4. The problems with big money are overrated as a cause of disaffection from politics. But, undoubtedly, big money elevates the stakes, what with varied big givers -- business, labor and about 33 trillion interest groups -- all but forcing Congress to assume and exercise more power over people's lives and property.

None of the foregoing is strictly apposite to California, whose problems with a bumbling, deceptive governor are of another order. It is possible all the same to see uninhibited California as a volcano, like others, trembling ominously over the political fraternity's bad deeds. It is probable that the Terminator's very lack of political exposure boosts his prospects. A new CNN/USA poll has 52 percent saying he would do a better job than any career politician would.

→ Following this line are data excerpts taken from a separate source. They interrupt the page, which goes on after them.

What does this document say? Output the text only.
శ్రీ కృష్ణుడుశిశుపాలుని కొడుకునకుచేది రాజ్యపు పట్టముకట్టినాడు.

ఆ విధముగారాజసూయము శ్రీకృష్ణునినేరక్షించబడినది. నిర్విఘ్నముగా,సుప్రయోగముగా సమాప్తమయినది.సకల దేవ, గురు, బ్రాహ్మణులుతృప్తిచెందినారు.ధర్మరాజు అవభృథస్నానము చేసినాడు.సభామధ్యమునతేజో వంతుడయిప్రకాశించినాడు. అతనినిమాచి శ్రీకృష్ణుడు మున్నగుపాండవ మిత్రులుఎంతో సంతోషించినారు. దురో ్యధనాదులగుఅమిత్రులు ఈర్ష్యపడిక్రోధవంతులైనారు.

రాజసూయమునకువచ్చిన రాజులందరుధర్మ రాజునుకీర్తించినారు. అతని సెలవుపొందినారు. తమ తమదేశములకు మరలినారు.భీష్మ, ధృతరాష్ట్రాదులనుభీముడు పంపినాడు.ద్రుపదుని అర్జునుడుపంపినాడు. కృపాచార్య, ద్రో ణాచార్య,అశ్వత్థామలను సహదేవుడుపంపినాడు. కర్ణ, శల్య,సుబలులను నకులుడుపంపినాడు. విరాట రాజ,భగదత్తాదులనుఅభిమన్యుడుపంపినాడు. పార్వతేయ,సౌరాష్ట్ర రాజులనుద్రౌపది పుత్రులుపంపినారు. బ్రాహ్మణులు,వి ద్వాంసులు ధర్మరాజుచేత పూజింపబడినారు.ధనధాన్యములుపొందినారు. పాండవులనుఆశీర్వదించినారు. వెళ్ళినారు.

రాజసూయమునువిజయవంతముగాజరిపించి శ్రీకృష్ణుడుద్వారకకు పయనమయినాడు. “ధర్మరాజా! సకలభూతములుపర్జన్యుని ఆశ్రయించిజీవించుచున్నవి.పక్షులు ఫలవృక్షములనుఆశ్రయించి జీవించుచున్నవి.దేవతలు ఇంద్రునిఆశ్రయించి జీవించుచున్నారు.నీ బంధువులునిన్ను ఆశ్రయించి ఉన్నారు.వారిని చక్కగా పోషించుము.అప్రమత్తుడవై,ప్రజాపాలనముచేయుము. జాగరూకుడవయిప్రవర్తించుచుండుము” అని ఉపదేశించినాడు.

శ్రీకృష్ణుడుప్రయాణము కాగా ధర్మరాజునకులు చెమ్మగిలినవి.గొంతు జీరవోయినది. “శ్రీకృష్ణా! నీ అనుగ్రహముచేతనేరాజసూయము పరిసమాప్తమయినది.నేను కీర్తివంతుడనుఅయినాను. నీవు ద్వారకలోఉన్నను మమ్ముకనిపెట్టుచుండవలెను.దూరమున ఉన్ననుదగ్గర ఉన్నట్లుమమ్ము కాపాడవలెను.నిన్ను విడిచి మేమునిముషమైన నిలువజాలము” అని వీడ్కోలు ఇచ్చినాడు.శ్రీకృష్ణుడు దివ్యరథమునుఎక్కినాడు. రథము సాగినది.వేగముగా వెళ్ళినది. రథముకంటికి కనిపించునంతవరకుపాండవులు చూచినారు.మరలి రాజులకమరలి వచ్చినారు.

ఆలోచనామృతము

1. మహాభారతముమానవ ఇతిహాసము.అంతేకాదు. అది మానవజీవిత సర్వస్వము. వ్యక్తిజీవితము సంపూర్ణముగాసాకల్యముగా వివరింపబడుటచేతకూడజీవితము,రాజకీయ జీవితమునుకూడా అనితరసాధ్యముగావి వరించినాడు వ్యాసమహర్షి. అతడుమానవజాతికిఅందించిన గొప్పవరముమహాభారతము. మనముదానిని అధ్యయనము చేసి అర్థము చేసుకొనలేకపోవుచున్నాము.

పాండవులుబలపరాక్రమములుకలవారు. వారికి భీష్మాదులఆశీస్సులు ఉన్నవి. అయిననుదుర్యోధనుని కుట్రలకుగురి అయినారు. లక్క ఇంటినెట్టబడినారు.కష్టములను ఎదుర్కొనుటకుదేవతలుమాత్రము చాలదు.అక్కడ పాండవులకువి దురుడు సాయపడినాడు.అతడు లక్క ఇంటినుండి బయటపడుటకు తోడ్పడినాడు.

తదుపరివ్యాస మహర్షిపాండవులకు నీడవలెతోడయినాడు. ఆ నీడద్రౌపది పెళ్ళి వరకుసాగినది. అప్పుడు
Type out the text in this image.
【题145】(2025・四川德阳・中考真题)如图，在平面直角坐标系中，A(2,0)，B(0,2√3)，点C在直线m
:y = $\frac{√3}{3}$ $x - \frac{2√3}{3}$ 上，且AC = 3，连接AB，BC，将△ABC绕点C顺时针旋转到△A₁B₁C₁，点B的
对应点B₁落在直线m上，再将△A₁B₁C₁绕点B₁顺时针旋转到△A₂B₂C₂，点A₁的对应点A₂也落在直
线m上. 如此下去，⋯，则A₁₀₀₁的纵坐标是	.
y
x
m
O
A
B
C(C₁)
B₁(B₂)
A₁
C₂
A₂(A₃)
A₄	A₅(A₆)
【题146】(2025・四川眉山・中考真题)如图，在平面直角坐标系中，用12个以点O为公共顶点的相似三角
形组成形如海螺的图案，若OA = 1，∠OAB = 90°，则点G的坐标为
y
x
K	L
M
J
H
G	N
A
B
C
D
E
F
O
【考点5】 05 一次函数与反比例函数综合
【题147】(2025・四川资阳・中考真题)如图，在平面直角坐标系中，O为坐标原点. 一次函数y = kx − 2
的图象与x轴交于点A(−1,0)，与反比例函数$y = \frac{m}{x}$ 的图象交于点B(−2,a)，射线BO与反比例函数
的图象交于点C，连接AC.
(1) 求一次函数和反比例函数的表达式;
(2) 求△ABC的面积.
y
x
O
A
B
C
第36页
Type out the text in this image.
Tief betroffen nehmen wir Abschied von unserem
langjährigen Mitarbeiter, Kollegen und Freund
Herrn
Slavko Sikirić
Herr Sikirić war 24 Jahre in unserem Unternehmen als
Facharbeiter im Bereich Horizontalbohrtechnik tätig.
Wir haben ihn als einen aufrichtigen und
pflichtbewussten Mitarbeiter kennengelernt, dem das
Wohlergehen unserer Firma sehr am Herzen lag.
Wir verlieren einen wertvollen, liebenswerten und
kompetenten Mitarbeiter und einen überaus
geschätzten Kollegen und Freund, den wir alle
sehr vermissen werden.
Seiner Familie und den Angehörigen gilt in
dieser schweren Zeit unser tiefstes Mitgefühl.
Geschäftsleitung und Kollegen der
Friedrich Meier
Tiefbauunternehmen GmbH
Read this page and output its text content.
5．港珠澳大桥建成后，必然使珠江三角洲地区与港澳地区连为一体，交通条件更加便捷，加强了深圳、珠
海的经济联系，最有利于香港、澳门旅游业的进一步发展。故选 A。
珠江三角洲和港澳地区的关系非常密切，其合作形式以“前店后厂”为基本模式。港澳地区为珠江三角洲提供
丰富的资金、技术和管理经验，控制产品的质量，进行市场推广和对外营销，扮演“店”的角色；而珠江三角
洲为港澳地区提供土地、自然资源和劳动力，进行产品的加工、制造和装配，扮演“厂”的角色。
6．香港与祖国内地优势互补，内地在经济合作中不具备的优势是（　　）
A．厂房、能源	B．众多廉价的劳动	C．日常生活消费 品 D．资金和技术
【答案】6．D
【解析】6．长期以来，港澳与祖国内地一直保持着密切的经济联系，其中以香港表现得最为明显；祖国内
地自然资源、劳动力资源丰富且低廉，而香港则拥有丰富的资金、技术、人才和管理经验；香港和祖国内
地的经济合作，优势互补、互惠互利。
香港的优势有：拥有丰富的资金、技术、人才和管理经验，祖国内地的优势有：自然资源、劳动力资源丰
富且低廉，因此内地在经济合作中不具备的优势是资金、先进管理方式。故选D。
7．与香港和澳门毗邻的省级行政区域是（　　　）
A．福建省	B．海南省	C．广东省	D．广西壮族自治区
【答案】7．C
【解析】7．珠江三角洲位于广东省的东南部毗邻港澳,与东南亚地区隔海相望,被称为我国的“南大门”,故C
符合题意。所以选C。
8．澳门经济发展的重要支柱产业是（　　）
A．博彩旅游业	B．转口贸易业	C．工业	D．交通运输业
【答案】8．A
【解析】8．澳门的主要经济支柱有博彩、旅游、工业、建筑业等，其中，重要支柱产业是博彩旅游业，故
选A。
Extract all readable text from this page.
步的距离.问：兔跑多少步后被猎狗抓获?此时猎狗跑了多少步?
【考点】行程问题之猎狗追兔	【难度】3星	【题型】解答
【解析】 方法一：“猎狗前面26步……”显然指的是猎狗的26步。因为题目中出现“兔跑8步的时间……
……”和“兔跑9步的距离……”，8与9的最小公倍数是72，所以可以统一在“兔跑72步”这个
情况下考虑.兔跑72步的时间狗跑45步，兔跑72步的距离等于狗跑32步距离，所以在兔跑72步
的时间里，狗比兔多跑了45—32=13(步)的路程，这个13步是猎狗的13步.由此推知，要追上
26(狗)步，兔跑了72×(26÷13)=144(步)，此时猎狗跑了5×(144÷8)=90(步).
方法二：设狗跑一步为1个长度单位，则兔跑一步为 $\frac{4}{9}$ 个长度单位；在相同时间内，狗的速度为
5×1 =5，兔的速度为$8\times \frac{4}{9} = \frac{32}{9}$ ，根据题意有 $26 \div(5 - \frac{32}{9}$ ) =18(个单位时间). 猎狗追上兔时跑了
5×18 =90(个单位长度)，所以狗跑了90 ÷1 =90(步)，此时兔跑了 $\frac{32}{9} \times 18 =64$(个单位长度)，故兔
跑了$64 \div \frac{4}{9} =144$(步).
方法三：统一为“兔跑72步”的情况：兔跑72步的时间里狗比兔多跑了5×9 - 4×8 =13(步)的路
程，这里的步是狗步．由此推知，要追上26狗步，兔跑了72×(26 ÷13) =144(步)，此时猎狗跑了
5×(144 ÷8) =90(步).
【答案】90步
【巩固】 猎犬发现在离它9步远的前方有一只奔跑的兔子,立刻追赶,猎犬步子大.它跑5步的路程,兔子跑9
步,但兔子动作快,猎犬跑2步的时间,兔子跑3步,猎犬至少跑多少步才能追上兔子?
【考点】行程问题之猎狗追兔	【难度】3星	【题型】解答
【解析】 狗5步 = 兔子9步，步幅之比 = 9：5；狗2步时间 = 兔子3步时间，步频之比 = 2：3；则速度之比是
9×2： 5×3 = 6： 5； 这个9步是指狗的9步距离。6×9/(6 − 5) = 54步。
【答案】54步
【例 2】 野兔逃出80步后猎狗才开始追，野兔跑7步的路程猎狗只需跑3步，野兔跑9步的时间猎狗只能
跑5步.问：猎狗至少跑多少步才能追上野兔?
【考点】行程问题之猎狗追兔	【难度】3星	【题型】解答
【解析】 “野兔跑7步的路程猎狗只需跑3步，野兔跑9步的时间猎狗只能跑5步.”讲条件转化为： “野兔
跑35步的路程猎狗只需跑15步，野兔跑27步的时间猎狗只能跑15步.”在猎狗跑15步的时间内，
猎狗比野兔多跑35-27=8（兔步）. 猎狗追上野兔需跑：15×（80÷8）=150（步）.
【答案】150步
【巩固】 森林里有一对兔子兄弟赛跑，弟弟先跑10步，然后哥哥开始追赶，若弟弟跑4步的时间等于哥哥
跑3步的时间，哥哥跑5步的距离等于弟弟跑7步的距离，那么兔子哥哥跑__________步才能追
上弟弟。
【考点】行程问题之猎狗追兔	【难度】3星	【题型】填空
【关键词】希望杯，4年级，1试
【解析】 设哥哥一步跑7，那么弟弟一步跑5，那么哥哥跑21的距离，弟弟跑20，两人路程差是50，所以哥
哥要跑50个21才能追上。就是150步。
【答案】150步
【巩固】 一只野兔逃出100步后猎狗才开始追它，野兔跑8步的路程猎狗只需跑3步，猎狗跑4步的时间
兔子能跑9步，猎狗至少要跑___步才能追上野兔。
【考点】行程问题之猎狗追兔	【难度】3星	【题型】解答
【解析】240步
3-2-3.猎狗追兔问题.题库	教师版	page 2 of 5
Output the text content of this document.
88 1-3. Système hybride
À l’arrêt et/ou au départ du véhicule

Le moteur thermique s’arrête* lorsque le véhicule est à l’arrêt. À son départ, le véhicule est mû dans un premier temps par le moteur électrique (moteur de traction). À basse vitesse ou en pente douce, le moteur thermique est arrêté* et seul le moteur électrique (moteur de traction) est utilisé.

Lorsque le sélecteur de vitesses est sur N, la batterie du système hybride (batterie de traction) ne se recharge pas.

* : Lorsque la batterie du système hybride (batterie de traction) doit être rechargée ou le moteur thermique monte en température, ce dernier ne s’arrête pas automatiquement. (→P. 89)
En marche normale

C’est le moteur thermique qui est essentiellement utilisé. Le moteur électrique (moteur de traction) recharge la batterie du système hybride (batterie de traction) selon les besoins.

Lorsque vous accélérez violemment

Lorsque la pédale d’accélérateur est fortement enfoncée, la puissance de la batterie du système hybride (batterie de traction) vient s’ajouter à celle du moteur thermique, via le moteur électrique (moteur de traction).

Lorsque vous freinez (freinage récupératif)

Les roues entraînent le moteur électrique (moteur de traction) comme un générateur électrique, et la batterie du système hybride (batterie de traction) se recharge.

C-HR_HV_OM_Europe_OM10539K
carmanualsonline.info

You can't tell. Maybe he would. Gray Davis is a career politician. The budgetary hole he dug the state into is a mere $38 billion deep. Could the Terminator do worse?

Alternatively, as Minnesota voters showed when they picked a professional wrestler for governor, there is psychic satisfaction in images: a guy in trunks mussing up the malefactors as impolitely as possible.

Cleaning up the town used to require -- in image terms -- a visit from the Lone Ranger. We're moving to specialists in smash-'em-up-and-rub-their-faces-in-it. Call it progress or not, it shows where things could be going.